36 That leads to the question of what is an appropriate amount by way of security. There are currently two proceedings on foot between these parties. The original proceedings, CIV 1222 of 2005, concern one of the lots referred to in this action. This action encompasses all of the lots. It is plainly appropriate that the actions be consolidated or heard together, and I therefore propose to approach the question of costs on the basis that hereafter only one set of costs will be incurred.
37 These defendants' draft bill of costs estimates their costs at $97,960 in this action and at $28,874 in CIV 1222. The latter bill of costs has been prepared on the basis that that action proceeds as a separate action. It also includes an amount of $8679 in respect of the earlier application for an extension of the caveat, and an amount of $3000 for the application for security for costs in those proceedings. The same amount is claimed in this action for the application for security for costs. In my view, only one amount should be allowed for the applications, which were heard together.
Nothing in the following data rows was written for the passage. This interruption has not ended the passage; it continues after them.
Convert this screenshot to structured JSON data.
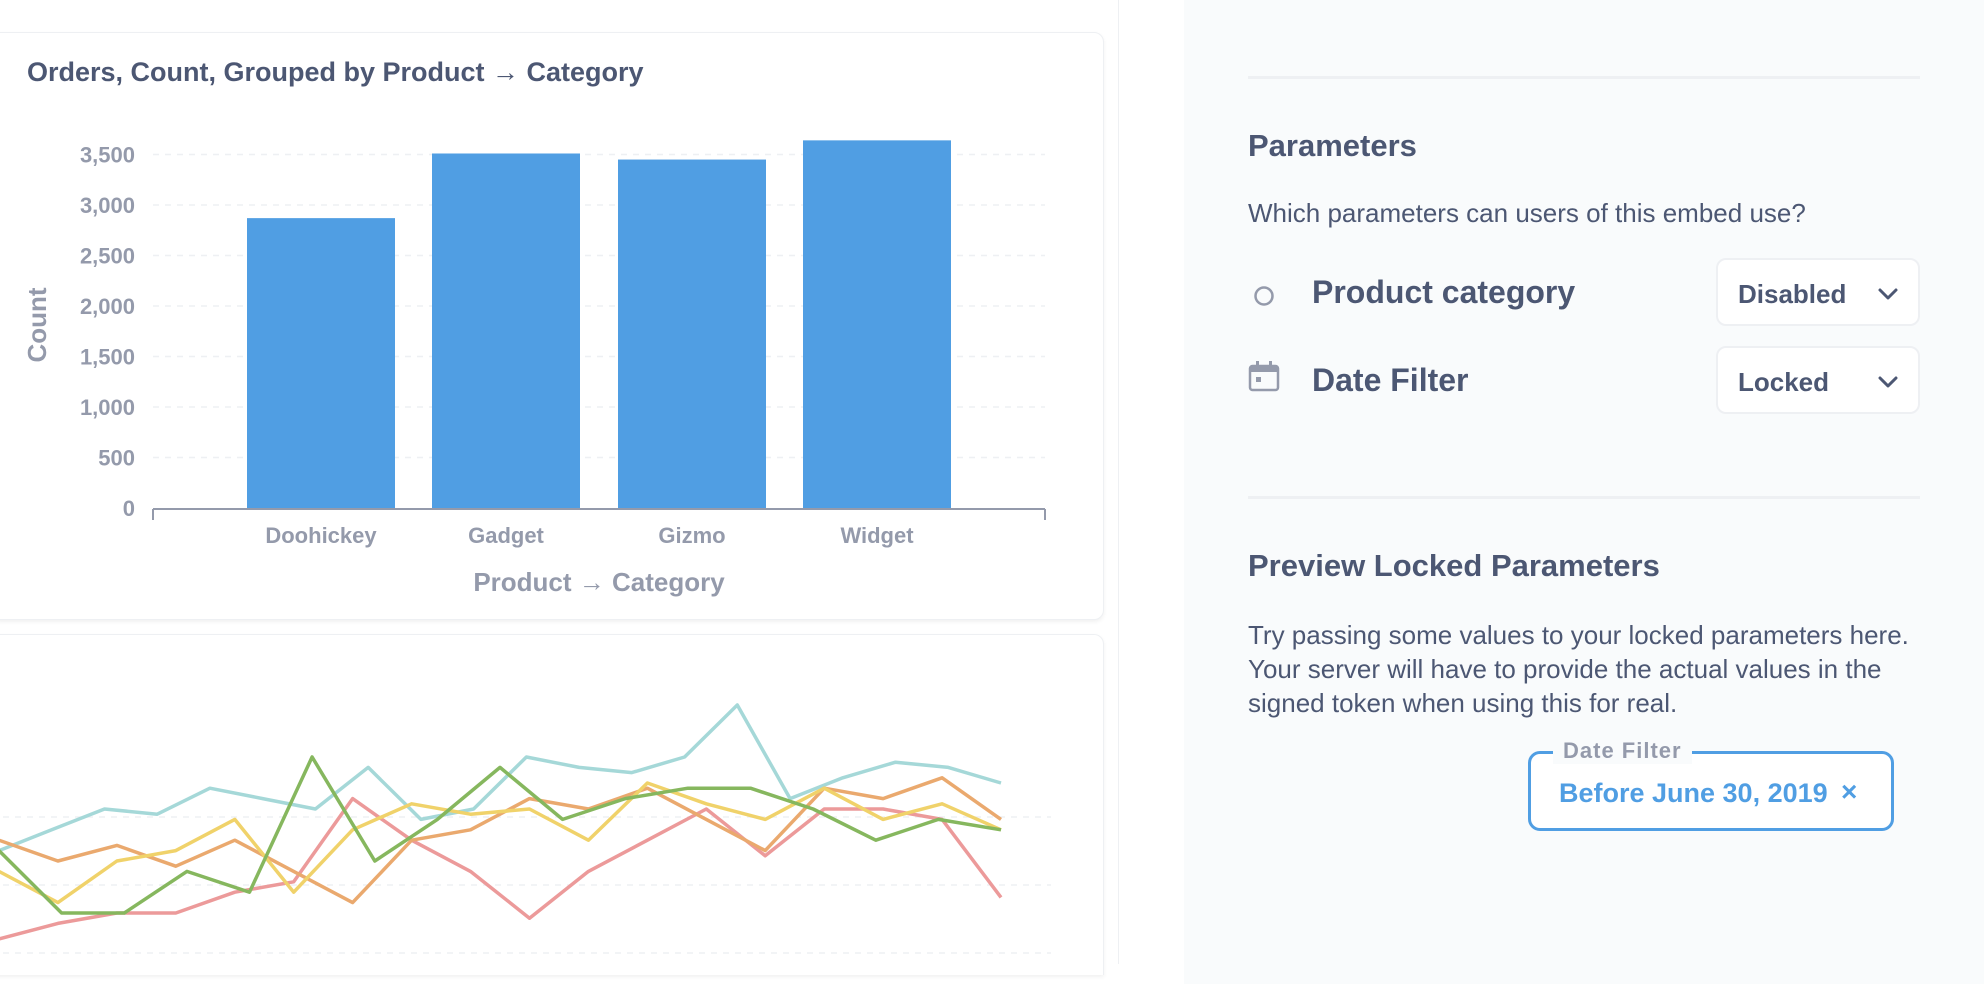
{
  "card": {
    "title": "Orders, Count, Grouped by Product → Category"
  },
  "chart_data": [
    {
      "type": "bar",
      "title": "Orders, Count, Grouped by Product → Category",
      "categories": [
        "Doohickey",
        "Gadget",
        "Gizmo",
        "Widget"
      ],
      "values": [
        2870,
        3510,
        3450,
        3640
      ],
      "ylabel": "Count",
      "xlabel": "Product → Category",
      "ylim": [
        0,
        3600
      ],
      "yticks": [
        "0",
        "500",
        "1,000",
        "1,500",
        "2,000",
        "2,500",
        "3,000",
        "3,500"
      ],
      "color": "#509ee3",
      "grid": "horizontal dashed"
    },
    {
      "type": "line",
      "series": [
        {
          "color": "#a5d8d8",
          "values": [
            22,
            26,
            30,
            29,
            34,
            32,
            30,
            38,
            28,
            30,
            40,
            38,
            37,
            40,
            50,
            32,
            36,
            39,
            38,
            35
          ]
        },
        {
          "color": "#ec9a9a",
          "values": [
            5,
            8,
            10,
            10,
            14,
            16,
            32,
            24,
            18,
            9,
            18,
            24,
            30,
            21,
            30,
            30,
            28,
            13
          ]
        },
        {
          "color": "#eaa96e",
          "values": [
            24,
            20,
            23,
            19,
            24,
            18,
            12,
            24,
            26,
            32,
            30,
            34,
            28,
            22,
            34,
            32,
            36,
            28
          ]
        },
        {
          "color": "#f0d26a",
          "values": [
            18,
            12,
            20,
            22,
            28,
            14,
            26,
            31,
            29,
            30,
            24,
            35,
            31,
            28,
            34,
            28,
            31,
            26
          ]
        },
        {
          "color": "#86b75e",
          "values": [
            22,
            10,
            10,
            18,
            14,
            40,
            20,
            28,
            38,
            28,
            32,
            34,
            34,
            30,
            24,
            28,
            26
          ]
        }
      ]
    }
  ],
  "sidebar": {
    "parameters": {
      "title": "Parameters",
      "description": "Which parameters can users of this embed use?",
      "items": [
        {
          "icon": "circle-icon",
          "label": "Product category",
          "value": "Disabled"
        },
        {
          "icon": "calendar-icon",
          "label": "Date Filter",
          "value": "Locked"
        }
      ]
    },
    "preview": {
      "title": "Preview Locked Parameters",
      "description": "Try passing some values to your locked parameters here. Your server will have to provide the actual values in the signed token when using this for real.",
      "filter": {
        "label": "Date Filter",
        "value": "Before June 30, 2019",
        "close": "×"
      }
    }
  },
  "colors": {
    "accent": "#509ee3",
    "text": "#4c5773",
    "muted": "#949aab",
    "sidebar_bg": "#f9fbfc",
    "border": "#eef0f3"
  }
}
38 The draft bill in this action includes an amount of $21,000 for chamber applications, being applications to strike out the statement of claim, for further and better particulars of it, for discovery, for production of documents, for leave to interrogate and for leave to issue subpoenas, in an amount of $3500 each. That assessment of the likely progress of the action seems to me, at this stage, to be unduly pessimistic. In respect of the application for leave to interrogate, on the other hand, it may be a little optimistic, in circumstances where leave is not readily given to a defendant to administer interrogatories.
39 On balance, I consider that, based on a reasonable assessment of the costs reflected in these defendants' draft bills of costs, a proper amount for security would be the sum of $70,000. I would not, however, order security to be provided in one lump sum for the entire action, but would require it to be provided in stages. To that end, I would order that security up to entry for trial be provided in an amount of $45,000, with liberty to the parties to apply to vary that amount if good cause exists, and liberty to these defendants to apply for additional security upon entry for trial.
40 On the question of the form of the security, I accept the submissions of these defendants that it is quite unclear what is the true realisable value of Mr Hughes' personal assets. I accept too that, on the evidence, there is
(Page 12)
- reason to believe their value may be insufficient to make good a personal guarantee of $50,000. Mr Hughes has not offered to provide security in any other form and he has expressly refused to pay that amount into Court. It also relevant that Mr Hughes has given an undertaking as to damages in action CIV 1222 to obtain an order extending a caveat over one of the lots referred to in the proceedings. As I have said, no evidence has been adduced on behalf of the plaintiff as to Mr Cumins' financial capacity.
41 I do not consider that the personal guarantee proffered by Mr Hughes is a proper form of security. In the absence of some proposal on behalf of the plaintiff, or those who stand behind it, to provide proper and adequate security, I would order that the security be paid into Court.
42 I will hear the parties on the appropriate orders and on costs.